By default, we offer a pre-trained 1D-VAE for GenAU training. If you prefer, you can train your own VAE by following the provided instructions.

  • Prepare your own dataset following the instructions in the dataset preperation README
  • Preapre your yaml config file in a similar way to the GenAU config file
  • A sample config file is provided at settings/simple_runs/1d_vae.yaml
python train/1d_vae.py -c settings/simple_runs/1d_vae.yaml

Evaluation

  • We follow audioldm to perform our evaulations.
  • By default, the models will be evaluated periodically during training as specified in the config file. For each evaulation, a folder with the generated audio will be saved under `run_logs/train' at the same levels the specified config file.
  • The code idenfities the test dataset in an already existing folder according to that number of samples. If you would like to test on a new test dataset, register it in scripts/generate_and_eval or provide --evaluation_dataset name.

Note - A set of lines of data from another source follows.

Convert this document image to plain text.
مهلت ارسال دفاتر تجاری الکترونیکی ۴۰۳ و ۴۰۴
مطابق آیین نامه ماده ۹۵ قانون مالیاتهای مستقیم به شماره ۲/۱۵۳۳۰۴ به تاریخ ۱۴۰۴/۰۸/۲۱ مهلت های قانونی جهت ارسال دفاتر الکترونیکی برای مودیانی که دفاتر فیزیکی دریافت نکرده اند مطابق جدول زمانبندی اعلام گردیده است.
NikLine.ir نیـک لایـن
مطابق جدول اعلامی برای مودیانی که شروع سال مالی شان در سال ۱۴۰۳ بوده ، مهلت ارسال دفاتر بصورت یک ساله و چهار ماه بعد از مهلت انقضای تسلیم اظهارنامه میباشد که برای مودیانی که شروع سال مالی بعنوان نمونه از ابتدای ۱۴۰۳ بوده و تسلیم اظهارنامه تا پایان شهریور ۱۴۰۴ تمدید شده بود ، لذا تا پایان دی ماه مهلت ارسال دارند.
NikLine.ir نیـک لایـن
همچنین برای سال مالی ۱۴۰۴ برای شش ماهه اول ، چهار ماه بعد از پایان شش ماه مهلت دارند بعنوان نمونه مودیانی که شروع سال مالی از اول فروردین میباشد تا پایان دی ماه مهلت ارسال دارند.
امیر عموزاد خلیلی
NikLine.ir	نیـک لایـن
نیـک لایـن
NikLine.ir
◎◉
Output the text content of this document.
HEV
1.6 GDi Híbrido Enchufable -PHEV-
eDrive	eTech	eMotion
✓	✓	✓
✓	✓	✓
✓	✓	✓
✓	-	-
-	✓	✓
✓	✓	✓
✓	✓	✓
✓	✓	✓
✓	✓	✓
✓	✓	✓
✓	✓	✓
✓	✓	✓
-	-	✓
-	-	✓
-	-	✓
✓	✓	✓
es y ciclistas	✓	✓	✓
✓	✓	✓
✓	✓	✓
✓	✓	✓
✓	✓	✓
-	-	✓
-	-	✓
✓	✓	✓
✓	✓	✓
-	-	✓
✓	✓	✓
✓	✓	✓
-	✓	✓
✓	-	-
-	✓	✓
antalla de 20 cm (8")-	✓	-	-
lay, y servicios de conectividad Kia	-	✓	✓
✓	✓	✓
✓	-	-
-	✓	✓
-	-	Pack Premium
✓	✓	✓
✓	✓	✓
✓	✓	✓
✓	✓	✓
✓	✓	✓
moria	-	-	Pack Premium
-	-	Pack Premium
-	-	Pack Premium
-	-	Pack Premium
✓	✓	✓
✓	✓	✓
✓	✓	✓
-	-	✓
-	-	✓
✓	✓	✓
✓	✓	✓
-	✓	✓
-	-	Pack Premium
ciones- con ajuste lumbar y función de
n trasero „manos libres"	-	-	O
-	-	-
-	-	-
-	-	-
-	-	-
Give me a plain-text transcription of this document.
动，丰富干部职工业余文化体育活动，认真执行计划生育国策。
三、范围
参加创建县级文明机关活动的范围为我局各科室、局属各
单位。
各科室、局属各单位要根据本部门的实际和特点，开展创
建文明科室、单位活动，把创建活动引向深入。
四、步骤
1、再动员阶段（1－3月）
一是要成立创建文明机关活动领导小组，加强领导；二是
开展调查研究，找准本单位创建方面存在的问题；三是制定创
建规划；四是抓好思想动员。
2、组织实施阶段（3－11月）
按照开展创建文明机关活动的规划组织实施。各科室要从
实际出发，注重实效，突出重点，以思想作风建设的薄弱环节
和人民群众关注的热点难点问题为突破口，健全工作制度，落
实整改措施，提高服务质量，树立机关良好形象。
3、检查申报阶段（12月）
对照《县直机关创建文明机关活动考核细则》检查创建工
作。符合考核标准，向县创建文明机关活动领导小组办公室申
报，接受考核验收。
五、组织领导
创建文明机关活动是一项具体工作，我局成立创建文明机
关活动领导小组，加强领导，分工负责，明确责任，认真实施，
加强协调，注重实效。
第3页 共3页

# Evaluate on an existing generated folder
python scripts/evaluate.py --log_path <path-to-the-experiment-folder>

# Geneate test audios from a pre-trained checkpoint and run evaulation
python scripts/generate_and_eval.py -c <path-to-config> -ckpt <path-to-pretrained-ckpt> --generate_and_eval audiocaps

The evaluation result will be saved in a json file at the same level of the generated audio folder.

Cite this work

If you found this useful, please consider citing our work

@article{haji2024taming,
  title={Taming data and transformers for audio generation},
  author={Haji-Ali, Moayed and Menapace, Willi and Siarohin, Aliaksandr and Balakrishnan, Guha and Ordonez, Vicente},
  journal={arXiv preprint arXiv:2406.19388},
  year={2024}
}

Acknowledgements

Our audio generation and evaluation codebase relies on audioldm. We sincerely appreciate the authors for sharing their code openly.